You can read more details by skimming reviews of the Versa, or just keep reading here, where we’ve summarised some of the key observations of a number of reviewers looking at the latest offering by FitBit. –
Some themes that kept coming up: The idea that the Versa, while not perfect, was a more-than-credible entry, an improvement from Fitbit’s previous Ionic phone, a legitimate Apple competitor, and a respectable value.
“It’s still far from perfect, and the company clearly has some important mountains to climb before the company has any real shot of challenging the Apple Watch’s throne,” Brian Heater wrote for TechCrunch. “But the Versa feels like a welcome do-over, and is exactly the kind of watch the company ought to have released in the first place.”
• Business Insider’s Avery Hartmans generally liked the design and style, though she found it a bit too reminiscent of the Apple Watch. She partiucarly liked the bands she chose: “I tried the Fitbit Versa in black with a metal mesh band for everyday wear and a white classic band for working out, she wrote. “The metal mesh band instantly elevated the watch. It didn’t look so much like a fitness tracker, but rather a fashionable watch that I was happy to wear every day.
“I was worried that Fitbit Versa would feel cheap, especially since it’s so lightweight and reasonably priced,” wrote Hartmans. “But the watch is sturdy and well made, and the stylish accessories helped it look and feel high end.”
And, from Yahoo Finance’s David Pogue: “Instead of being big, homely, angular and wrapping halfway around your wrist, the Versa is small, sweet and unbelievably light (eight-tenths of an ounce), even though it’s made of metal (aluminum).”
• PC Mag’s Victoria Song tested its use as a fitness tracker: “The Versa has a leg up on the smartwatch competition when it comes to fitness tracking. In a controlled, one-mile treadmill walk at 3.5 miles an hour, it logged 2,122 steps. By comparison, a Yamax SW-200 Digi-Walker recorded 2,172 steps on the same walk, for a difference of just 2.3 percent. On a one-mile run at 5 mph, it tracked 1,908 steps to the Yamax’s 1,967, for a difference of 3 percent. These are excellent results.”
• The Verge’s Lauren Goode had a gripe about how text messages work on the Versa: “The way the Fitbit Versa handles notifications is bad, same as it was on the Ionic,” she wrote. “Text message notifications from iOS, in particular, are frustrating. They’re not remotely actionable on the watch, meaning there’s no way to respond to them. (The Versa doesn’t have a speaker or microphone.) Fitbit says that eventually it will roll out quick replies for Android phone users, but that won’t happen until May.”
• As a carrier of apps, noted MarketWatch’s Emily Bary, the Versa shows promise—but needs work. “Fitbit has been steadily boosting its app offerings since the Ionic’s debut last fall, but it still feels like there aren’t enough,” she wrote. “ Wearables in general are best for things you just need to glance at, but you’re out of luck if you want to, say, view your fantasy-team progress on the Versa.
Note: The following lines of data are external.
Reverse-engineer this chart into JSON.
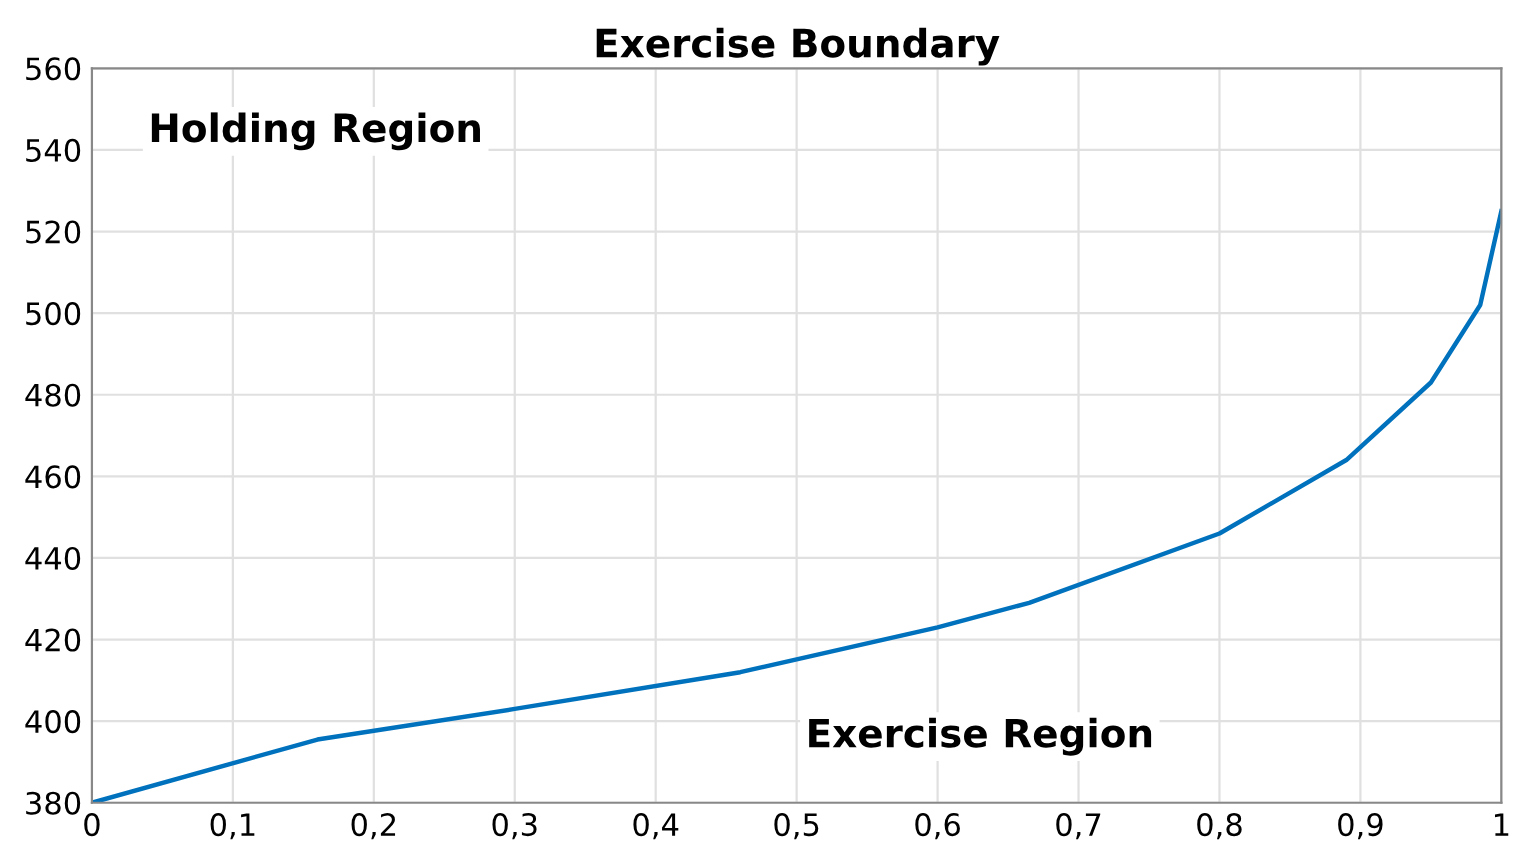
{
  "chart_data": {
    "type": "line",
    "title": "Exercise Boundary",
    "x": [
      0,
      0.16,
      0.3,
      0.46,
      0.6,
      0.665,
      0.8,
      0.89,
      0.95,
      0.985,
      1.0
    ],
    "series": [
      {
        "color": "#0072bd",
        "values": [
          380,
          395.5,
          403,
          412,
          423,
          429,
          446,
          464,
          483,
          502,
          525
        ]
      }
    ],
    "xlim": [
      0,
      1
    ],
    "ylim": [
      380,
      560
    ],
    "xticks": [
      0,
      {
        "value": 0.1,
        "label": "0,1"
      },
      {
        "value": 0.2,
        "label": "0,2"
      },
      {
        "value": 0.3,
        "label": "0,3"
      },
      {
        "value": 0.4,
        "label": "0,4"
      },
      {
        "value": 0.5,
        "label": "0,5"
      },
      {
        "value": 0.6,
        "label": "0,6"
      },
      {
        "value": 0.7,
        "label": "0,7"
      },
      {
        "value": 0.8,
        "label": "0,8"
      },
      {
        "value": 0.9,
        "label": "0,9"
      },
      1
    ],
    "yticks": [
      380,
      400,
      420,
      440,
      460,
      480,
      500,
      520,
      540,
      560
    ],
    "grid": true,
    "marker": "none",
    "line_style": "solid",
    "annotations": [
      "Holding Region",
      "Exercise Region"
    ]
  }
}
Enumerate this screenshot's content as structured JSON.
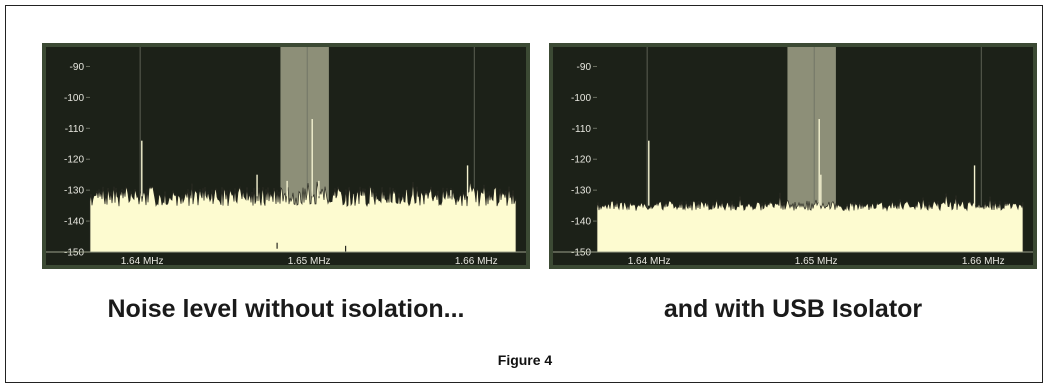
{
  "figure_label": "Figure 4",
  "captions": [
    "Noise level without isolation...",
    "and with USB Isolator"
  ],
  "colors": {
    "plot_bg": "#1c2118",
    "outer_frame": "#3c4a34",
    "noise_fill": "#fdfbd0",
    "noise_edge": "#2a2a22",
    "band": "#8d8f78",
    "grid": "#6b6f62",
    "tick_text": "#e8e8e0"
  },
  "chart_data": [
    {
      "type": "area",
      "title": "",
      "xlabel": "",
      "ylabel": "",
      "xlim": [
        1.637,
        1.6625
      ],
      "ylim": [
        -150,
        -85
      ],
      "y_ticks": [
        "-90",
        "-100",
        "-110",
        "-120",
        "-130",
        "-140",
        "-150"
      ],
      "y_tick_values": [
        -90,
        -100,
        -110,
        -120,
        -130,
        -140,
        -150
      ],
      "x_ticks": [
        "1.64 MHz",
        "1.65 MHz",
        "1.66 MHz"
      ],
      "x_tick_values": [
        1.64,
        1.65,
        1.66
      ],
      "highlight_band": [
        1.6484,
        1.6513
      ],
      "noise_floor_dbm": -132,
      "noise_jitter_db": 3.2,
      "noise_seed": 7,
      "spikes": [
        {
          "x": 1.6401,
          "y": -114
        },
        {
          "x": 1.647,
          "y": -125
        },
        {
          "x": 1.6488,
          "y": -127
        },
        {
          "x": 1.6503,
          "y": -107
        },
        {
          "x": 1.6507,
          "y": -127
        },
        {
          "x": 1.6586,
          "y": -130
        },
        {
          "x": 1.6596,
          "y": -122
        }
      ],
      "dips": [
        {
          "x": 1.6482,
          "y": -147
        },
        {
          "x": 1.6523,
          "y": -148
        }
      ]
    },
    {
      "type": "area",
      "title": "",
      "xlabel": "",
      "ylabel": "",
      "xlim": [
        1.637,
        1.6625
      ],
      "ylim": [
        -150,
        -85
      ],
      "y_ticks": [
        "-90",
        "-100",
        "-110",
        "-120",
        "-130",
        "-140",
        "-150"
      ],
      "y_tick_values": [
        -90,
        -100,
        -110,
        -120,
        -130,
        -140,
        -150
      ],
      "x_ticks": [
        "1.64 MHz",
        "1.65 MHz",
        "1.66 MHz"
      ],
      "x_tick_values": [
        1.64,
        1.65,
        1.66
      ],
      "highlight_band": [
        1.6484,
        1.6513
      ],
      "noise_floor_dbm": -135,
      "noise_jitter_db": 1.6,
      "noise_seed": 19,
      "spikes": [
        {
          "x": 1.6401,
          "y": -114
        },
        {
          "x": 1.6503,
          "y": -107
        },
        {
          "x": 1.6504,
          "y": -125
        },
        {
          "x": 1.6596,
          "y": -122
        }
      ],
      "dips": []
    }
  ]
}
Other apps, while neat, don’t totally work on a smartwatch screen. A tennis app created by Fitbit’s Labs division, for example, did a great job at tracking forehands and backhands, but it wanted me to input who won each point, something that’s cumbersome to do in the middle of a match.”
• How long does the battery last? Writes Valentina Palladino for Ars Technica: “Fitbit promises the Versa will last more than four days on a single charge. After 2½ days of all-day and all-night use, my Versa was down to 56 percent. At that pace, it should fall in line with Fitbit’s estimate, easily making it past the four-day mark before needing to be charged. That’s great for a modern smartwatch, considering the Apple Watch Series 3 lasts about two days on a single charge, while many Android Wear devices demand charging every night.”
• The headline on Macworld’s Michael Simon’s review will surely please Fitbit: “The first non-Apple smartwatch that’s worth your time.”
“If you aren’t an Apple devotee, Versa is a no-brainer, but iPhone users who don’t want to spend $350 to $400 on an Apple Watch Series 3 should take a hard look at Fitbit’s new smartwatch,” Simonwrote. “And since it works across multiple platforms (iOS, Android, and any remaining Windows Phone users) you won’t be stuck with a piece of costume jewellery if you switch.”